In fact, differential operators can be set in a purely algebraic abstract way without even requiring a manifold. People use this in commutative algebra. Here are some lecture notes with the more general construction but it will require a perhaps mature level of algebra to be able to grasp it.

Here you have a simplified version for the tangent bundle of manifold $M$, to avoid using general vector bundles. The construction takes a while to digest, but it is very interesting. I apologise if the following it does not make too much sense as it I write it. I am definitely skipping many details.
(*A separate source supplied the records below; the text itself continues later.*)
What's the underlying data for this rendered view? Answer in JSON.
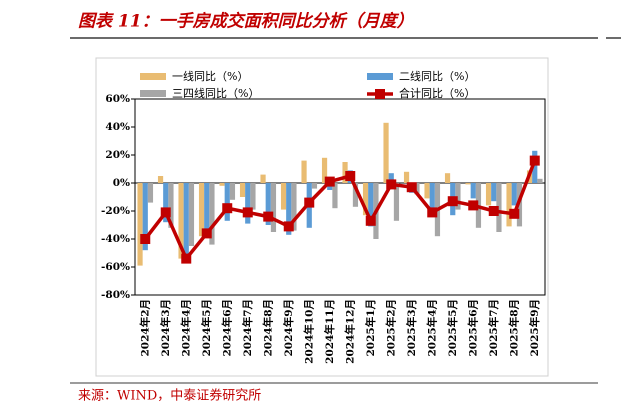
{
  "chart_data": {
    "type": "bar_line",
    "title": "图表 11：一手房成交面积同比分析（月度）",
    "source": "来源：WIND，中泰证券研究所",
    "categories": [
      "2024年2月",
      "2024年3月",
      "2024年4月",
      "2024年5月",
      "2024年6月",
      "2024年7月",
      "2024年8月",
      "2024年9月",
      "2024年10月",
      "2024年11月",
      "2024年12月",
      "2025年1月",
      "2025年2月",
      "2025年3月",
      "2025年4月",
      "2025年5月",
      "2025年6月",
      "2025年7月",
      "2025年8月",
      "2025年9月"
    ],
    "series": [
      {
        "name": "一线同比（%）",
        "color": "#e9bc72",
        "kind": "bar",
        "values": [
          -59,
          5,
          -54,
          -38,
          -2,
          -10,
          6,
          -19,
          16,
          18,
          15,
          -23,
          43,
          8,
          -11,
          7,
          -1,
          -16,
          -31,
          9
        ]
      },
      {
        "name": "二线同比（%）",
        "color": "#5b9bd5",
        "kind": "bar",
        "values": [
          -48,
          -28,
          -54,
          -39,
          -27,
          -29,
          -30,
          -37,
          -32,
          -5,
          9,
          -31,
          7,
          -7,
          -19,
          -23,
          -11,
          -13,
          -16,
          23
        ]
      },
      {
        "name": "三四线同比（%）",
        "color": "#a6a6a6",
        "kind": "bar",
        "values": [
          -14,
          -32,
          -45,
          -44,
          -12,
          -19,
          -35,
          -34,
          -4,
          -18,
          -17,
          -40,
          -27,
          -8,
          -38,
          -19,
          -32,
          -35,
          -31,
          3
        ]
      },
      {
        "name": "合计同比（%）",
        "color": "#c00000",
        "kind": "line",
        "values": [
          -40,
          -21,
          -54,
          -36,
          -18,
          -21,
          -24,
          -31,
          -14,
          1,
          5,
          -27,
          -1,
          -3,
          -21,
          -13,
          -16,
          -20,
          -22,
          16
        ]
      }
    ],
    "ylim": [
      -80,
      60
    ],
    "yticks": [
      {
        "value": -80,
        "label": "-80%"
      },
      {
        "value": -60,
        "label": "-60%"
      },
      {
        "value": -40,
        "label": "-40%"
      },
      {
        "value": -20,
        "label": "-20%"
      },
      {
        "value": 0,
        "label": "0%"
      },
      {
        "value": 20,
        "label": "20%"
      },
      {
        "value": 40,
        "label": "40%"
      },
      {
        "value": 60,
        "label": "60%"
      }
    ]
  }
}
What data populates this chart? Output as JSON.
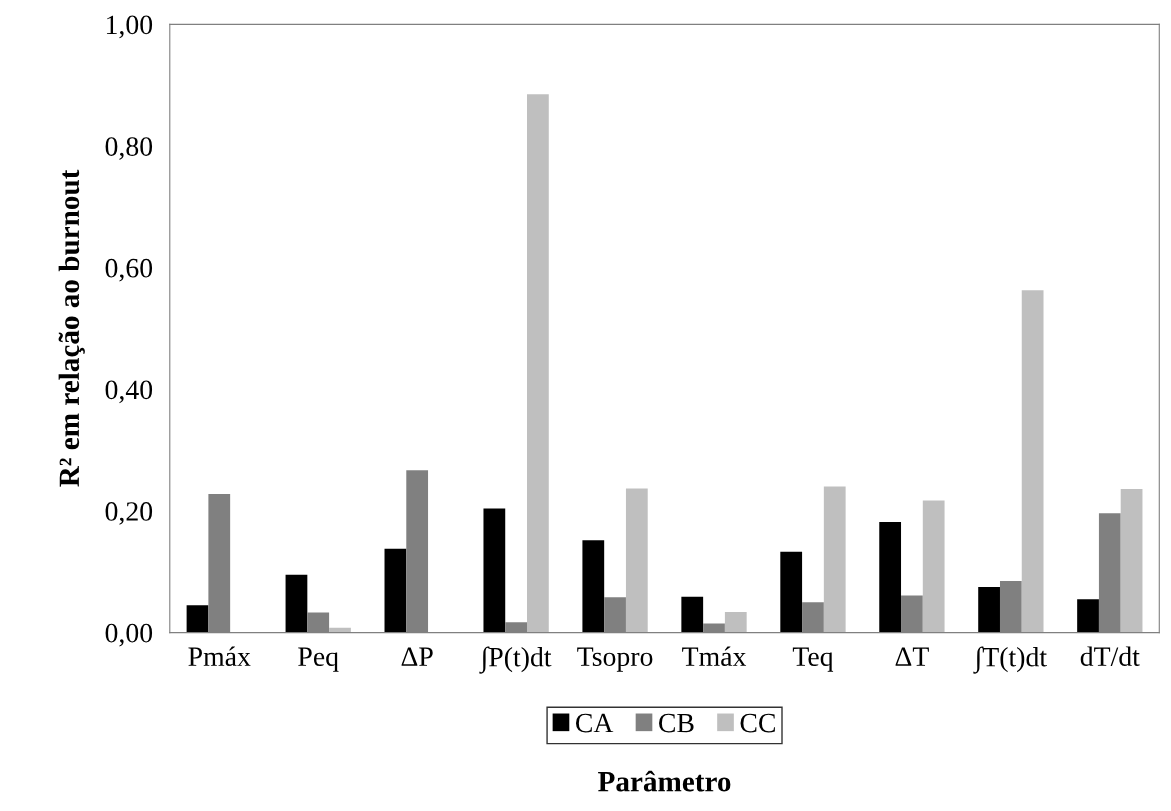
{
  "chart_data": {
    "type": "bar",
    "xlabel": "Parâmetro",
    "ylabel": "R² em relação ao burnout",
    "categories": [
      "Pmáx",
      "Peq",
      "ΔP",
      "∫P(t)dt",
      "Tsopro",
      "Tmáx",
      "Teq",
      "ΔT",
      "∫T(t)dt",
      "dT/dt"
    ],
    "series": [
      {
        "name": "CA",
        "color": "#000000",
        "values": [
          0.045,
          0.095,
          0.138,
          0.204,
          0.152,
          0.059,
          0.133,
          0.182,
          0.075,
          0.055
        ]
      },
      {
        "name": "CB",
        "color": "#808080",
        "values": [
          0.228,
          0.033,
          0.267,
          0.017,
          0.058,
          0.015,
          0.05,
          0.061,
          0.085,
          0.196
        ]
      },
      {
        "name": "CC",
        "color": "#bfbfbf",
        "values": [
          null,
          0.008,
          null,
          0.885,
          0.237,
          0.034,
          0.24,
          0.217,
          0.563,
          0.236
        ]
      }
    ],
    "ylim": [
      0,
      1
    ],
    "yticks": [
      {
        "value": 0,
        "label": "0,00"
      },
      {
        "value": 0.2,
        "label": "0,20"
      },
      {
        "value": 0.4,
        "label": "0,40"
      },
      {
        "value": 0.6,
        "label": "0,60"
      },
      {
        "value": 0.8,
        "label": "0,80"
      },
      {
        "value": 1,
        "label": "1,00"
      }
    ],
    "grid": false,
    "legend": "bottom"
  }
}
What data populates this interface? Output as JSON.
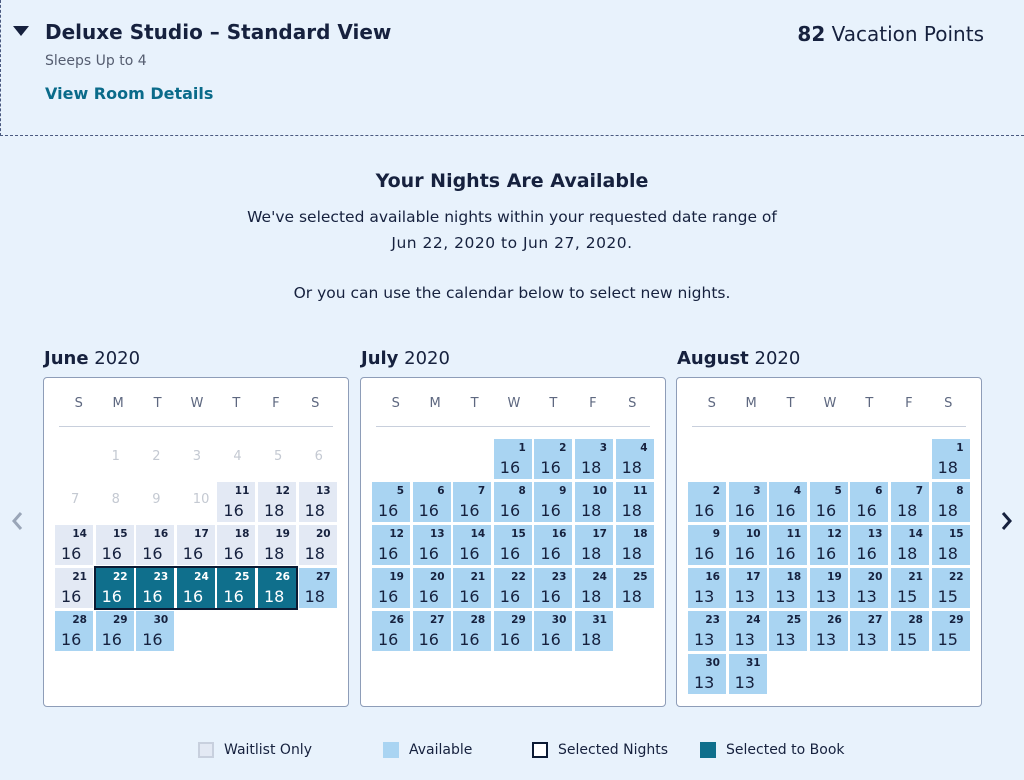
{
  "room": {
    "title": "Deluxe Studio – Standard View",
    "sleeps": "Sleeps Up to 4",
    "details_link": "View Room Details",
    "points_value": "82",
    "points_label": "Vacation Points"
  },
  "availability": {
    "heading": "Your Nights Are Available",
    "line1": "We've selected available nights within your requested date range of",
    "line2": "Jun 22, 2020 to Jun 27, 2020.",
    "line3": "Or you can use the calendar below to select new nights."
  },
  "weekdays": [
    "S",
    "M",
    "T",
    "W",
    "T",
    "F",
    "S"
  ],
  "months": [
    {
      "name": "June",
      "year": "2020",
      "first_weekday": 1,
      "days": [
        {
          "d": 1,
          "s": "empty"
        },
        {
          "d": 2,
          "s": "empty"
        },
        {
          "d": 3,
          "s": "empty"
        },
        {
          "d": 4,
          "s": "empty"
        },
        {
          "d": 5,
          "s": "empty"
        },
        {
          "d": 6,
          "s": "empty"
        },
        {
          "d": 7,
          "s": "empty"
        },
        {
          "d": 8,
          "s": "empty"
        },
        {
          "d": 9,
          "s": "empty"
        },
        {
          "d": 10,
          "s": "empty"
        },
        {
          "d": 11,
          "p": "16",
          "s": "waitlist"
        },
        {
          "d": 12,
          "p": "18",
          "s": "waitlist"
        },
        {
          "d": 13,
          "p": "18",
          "s": "waitlist"
        },
        {
          "d": 14,
          "p": "16",
          "s": "waitlist"
        },
        {
          "d": 15,
          "p": "16",
          "s": "waitlist"
        },
        {
          "d": 16,
          "p": "16",
          "s": "waitlist"
        },
        {
          "d": 17,
          "p": "16",
          "s": "waitlist"
        },
        {
          "d": 18,
          "p": "16",
          "s": "waitlist"
        },
        {
          "d": 19,
          "p": "18",
          "s": "waitlist"
        },
        {
          "d": 20,
          "p": "18",
          "s": "waitlist"
        },
        {
          "d": 21,
          "p": "16",
          "s": "waitlist"
        },
        {
          "d": 22,
          "p": "16",
          "s": "booked"
        },
        {
          "d": 23,
          "p": "16",
          "s": "booked"
        },
        {
          "d": 24,
          "p": "16",
          "s": "booked"
        },
        {
          "d": 25,
          "p": "16",
          "s": "booked"
        },
        {
          "d": 26,
          "p": "18",
          "s": "booked"
        },
        {
          "d": 27,
          "p": "18",
          "s": "avail"
        },
        {
          "d": 28,
          "p": "16",
          "s": "avail"
        },
        {
          "d": 29,
          "p": "16",
          "s": "avail"
        },
        {
          "d": 30,
          "p": "16",
          "s": "avail"
        }
      ]
    },
    {
      "name": "July",
      "year": "2020",
      "first_weekday": 3,
      "days": [
        {
          "d": 1,
          "p": "16",
          "s": "avail"
        },
        {
          "d": 2,
          "p": "16",
          "s": "avail"
        },
        {
          "d": 3,
          "p": "18",
          "s": "avail"
        },
        {
          "d": 4,
          "p": "18",
          "s": "avail"
        },
        {
          "d": 5,
          "p": "16",
          "s": "avail"
        },
        {
          "d": 6,
          "p": "16",
          "s": "avail"
        },
        {
          "d": 7,
          "p": "16",
          "s": "avail"
        },
        {
          "d": 8,
          "p": "16",
          "s": "avail"
        },
        {
          "d": 9,
          "p": "16",
          "s": "avail"
        },
        {
          "d": 10,
          "p": "18",
          "s": "avail"
        },
        {
          "d": 11,
          "p": "18",
          "s": "avail"
        },
        {
          "d": 12,
          "p": "16",
          "s": "avail"
        },
        {
          "d": 13,
          "p": "16",
          "s": "avail"
        },
        {
          "d": 14,
          "p": "16",
          "s": "avail"
        },
        {
          "d": 15,
          "p": "16",
          "s": "avail"
        },
        {
          "d": 16,
          "p": "16",
          "s": "avail"
        },
        {
          "d": 17,
          "p": "18",
          "s": "avail"
        },
        {
          "d": 18,
          "p": "18",
          "s": "avail"
        },
        {
          "d": 19,
          "p": "16",
          "s": "avail"
        },
        {
          "d": 20,
          "p": "16",
          "s": "avail"
        },
        {
          "d": 21,
          "p": "16",
          "s": "avail"
        },
        {
          "d": 22,
          "p": "16",
          "s": "avail"
        },
        {
          "d": 23,
          "p": "16",
          "s": "avail"
        },
        {
          "d": 24,
          "p": "18",
          "s": "avail"
        },
        {
          "d": 25,
          "p": "18",
          "s": "avail"
        },
        {
          "d": 26,
          "p": "16",
          "s": "avail"
        },
        {
          "d": 27,
          "p": "16",
          "s": "avail"
        },
        {
          "d": 28,
          "p": "16",
          "s": "avail"
        },
        {
          "d": 29,
          "p": "16",
          "s": "avail"
        },
        {
          "d": 30,
          "p": "16",
          "s": "avail"
        },
        {
          "d": 31,
          "p": "18",
          "s": "avail"
        }
      ]
    },
    {
      "name": "August",
      "year": "2020",
      "first_weekday": 6,
      "days": [
        {
          "d": 1,
          "p": "18",
          "s": "avail"
        },
        {
          "d": 2,
          "p": "16",
          "s": "avail"
        },
        {
          "d": 3,
          "p": "16",
          "s": "avail"
        },
        {
          "d": 4,
          "p": "16",
          "s": "avail"
        },
        {
          "d": 5,
          "p": "16",
          "s": "avail"
        },
        {
          "d": 6,
          "p": "16",
          "s": "avail"
        },
        {
          "d": 7,
          "p": "18",
          "s": "avail"
        },
        {
          "d": 8,
          "p": "18",
          "s": "avail"
        },
        {
          "d": 9,
          "p": "16",
          "s": "avail"
        },
        {
          "d": 10,
          "p": "16",
          "s": "avail"
        },
        {
          "d": 11,
          "p": "16",
          "s": "avail"
        },
        {
          "d": 12,
          "p": "16",
          "s": "avail"
        },
        {
          "d": 13,
          "p": "16",
          "s": "avail"
        },
        {
          "d": 14,
          "p": "18",
          "s": "avail"
        },
        {
          "d": 15,
          "p": "18",
          "s": "avail"
        },
        {
          "d": 16,
          "p": "13",
          "s": "avail"
        },
        {
          "d": 17,
          "p": "13",
          "s": "avail"
        },
        {
          "d": 18,
          "p": "13",
          "s": "avail"
        },
        {
          "d": 19,
          "p": "13",
          "s": "avail"
        },
        {
          "d": 20,
          "p": "13",
          "s": "avail"
        },
        {
          "d": 21,
          "p": "15",
          "s": "avail"
        },
        {
          "d": 22,
          "p": "15",
          "s": "avail"
        },
        {
          "d": 23,
          "p": "13",
          "s": "avail"
        },
        {
          "d": 24,
          "p": "13",
          "s": "avail"
        },
        {
          "d": 25,
          "p": "13",
          "s": "avail"
        },
        {
          "d": 26,
          "p": "13",
          "s": "avail"
        },
        {
          "d": 27,
          "p": "13",
          "s": "avail"
        },
        {
          "d": 28,
          "p": "15",
          "s": "avail"
        },
        {
          "d": 29,
          "p": "15",
          "s": "avail"
        },
        {
          "d": 30,
          "p": "13",
          "s": "avail"
        },
        {
          "d": 31,
          "p": "13",
          "s": "avail"
        }
      ]
    }
  ],
  "selected_nights": {
    "month": 0,
    "from": 22,
    "to": 26
  },
  "nav": {
    "prev_icon": "chevron-left-icon",
    "next_icon": "chevron-right-icon"
  },
  "legend": [
    {
      "label": "Waitlist Only",
      "color": "#e3e9f4",
      "border": "#c8d0de"
    },
    {
      "label": "Available",
      "color": "#a9d4f2",
      "border": "#a9d4f2"
    },
    {
      "label": "Selected Nights",
      "color": "#ffffff",
      "border": "#0b1a33"
    },
    {
      "label": "Selected to Book",
      "color": "#0f6f8c",
      "border": "#0f6f8c"
    }
  ],
  "colors": {
    "available": "#a9d4f2",
    "waitlist": "#e3e9f4",
    "booked": "#0f6f8c",
    "link": "#0a6b8a"
  }
}
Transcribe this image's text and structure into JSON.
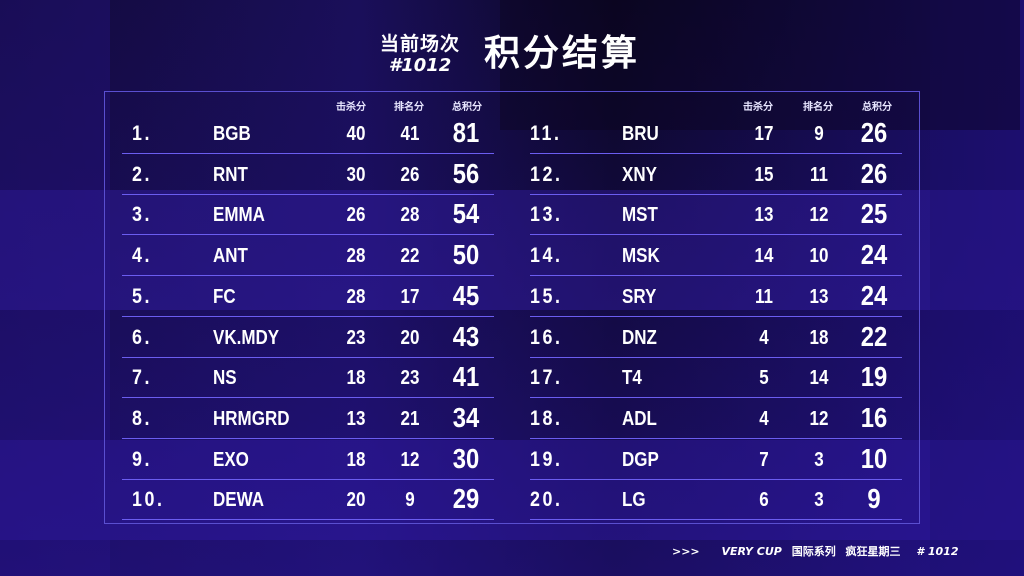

I am summarising the presentation given in here.

1) Define $\mathrm{Op}(TM)$ as the space of linear operators $T:\Gamma(TM)\to \Gamma(TM)$ (here I use $\Gamma$ to mean smooth sections, note that a smooth section of $TM$ is a by definition a smooth vector field).

2) For each smooth function $f\in C^\infty(TM)$, define a map $\mathrm{ad}(f)$ with domain $\mathrm{Op}(TM)$ such that for each $T\in\mathrm{Op}(TM)$ you obtain a map $\mathrm{ad}(f)(T)\colon \Gamma(TM)\to\Gamma(TM)$ defined by $$ (\mathrm{ad}(f)T)u = [T,F]u:=T(fu)-f(Tu),\quad \forall u\in \Gamma(TM)$$

3) Now inductively define a sequence of subspaces $$ \mathrm{PDO}^{(0)}(TM) \subset \mathrm{PDO}^{(1)}(TM) \subset ... \subset \mathrm{PDO}^{(k)}(TM) \subset ... $$ Following the prescription: $$ \mathrm{PDO}^{(0)}(TM) = \mathrm{hom}(TM,TM)$$ (thinks of this as a collection of maps $TM_x\to TM_x$ for all $x\in M$) and $$ \mathrm{PDO}^{(k+1)}(TM) = \{ T\in\mathrm{Op}(TM);[T,f]\in \mathrm{PDO}^{(k)}(TM), \forall f\in C^\infty(M) \}.$$ The elements of $\mathrm{PDO}^{(k)}(TM)$ are called partial differential operators of order $k$. Your job here (not a super easy one) is to convince yourself that this notion agrees with your idea of what a differential operator should be.

Solution 4:

To take a different approach to answering this, you might ask yourself why the real numbers seem to be so inescapable. Of course several answers have been given that do in fact escape the reals, but they do this by focusing on the algebraic properties of derivatives, which might be unsatisfying to you (or maybe not!)

One answer to the question "why are the reals inescapable" is that the real numbers are the unique complete ordered field (see http://en.wikipedia.org/wiki/Completeness_of_the_real_numbers). So if you want to define something that captures all the topological and algebraic properties of the derivative you are going to be stuck with the real numbers.

Solution 5:

If you consider differentiation as approximating the behavior locally by a linear function, and it will, I think, be obvious why it is hard to generalize.

You need to know what it means to approximate, you need to know what it means to be linear (or some suitable similar set of "simple" functions, etc.) These are not natural for all spaces. When a spaces is curved, what is a linear function?

In particular, differentiation needs a notion of 'direction.'

Even in functions $f:\mathbb R^n\to\mathbb R^n$, the derivative is an $n\times m$ matrix, and you have:

$$f(\mathbf v+\mathbf h)\approx f(\mathbf v)+T\mathbf h$$

where $T$ is a matrix. You can think of this derivative as a map from the same domain to the same range, but mathematicians realized, when dealing with curved spaces, that it is really best to see it as a map of the "tangent space" at $\mathbf v$ to the tangent space of $f(\mathbf v)$. It's just that $\mathbb R^n$ is "flat" so that the tangent space is the same as the space for all $\mathbf v$.

The "tangent space" at a point is then a codification of the notion of "direction" at the point. All of that nonsense in the definitions is an attempt to make sure that the tangent spaces of nearby points "agree" in some sense. And yes, it is ugly. As others have mentioned, it becomes easier to follow with the notion of sheaves, and how they follow from most things which are "local" properties.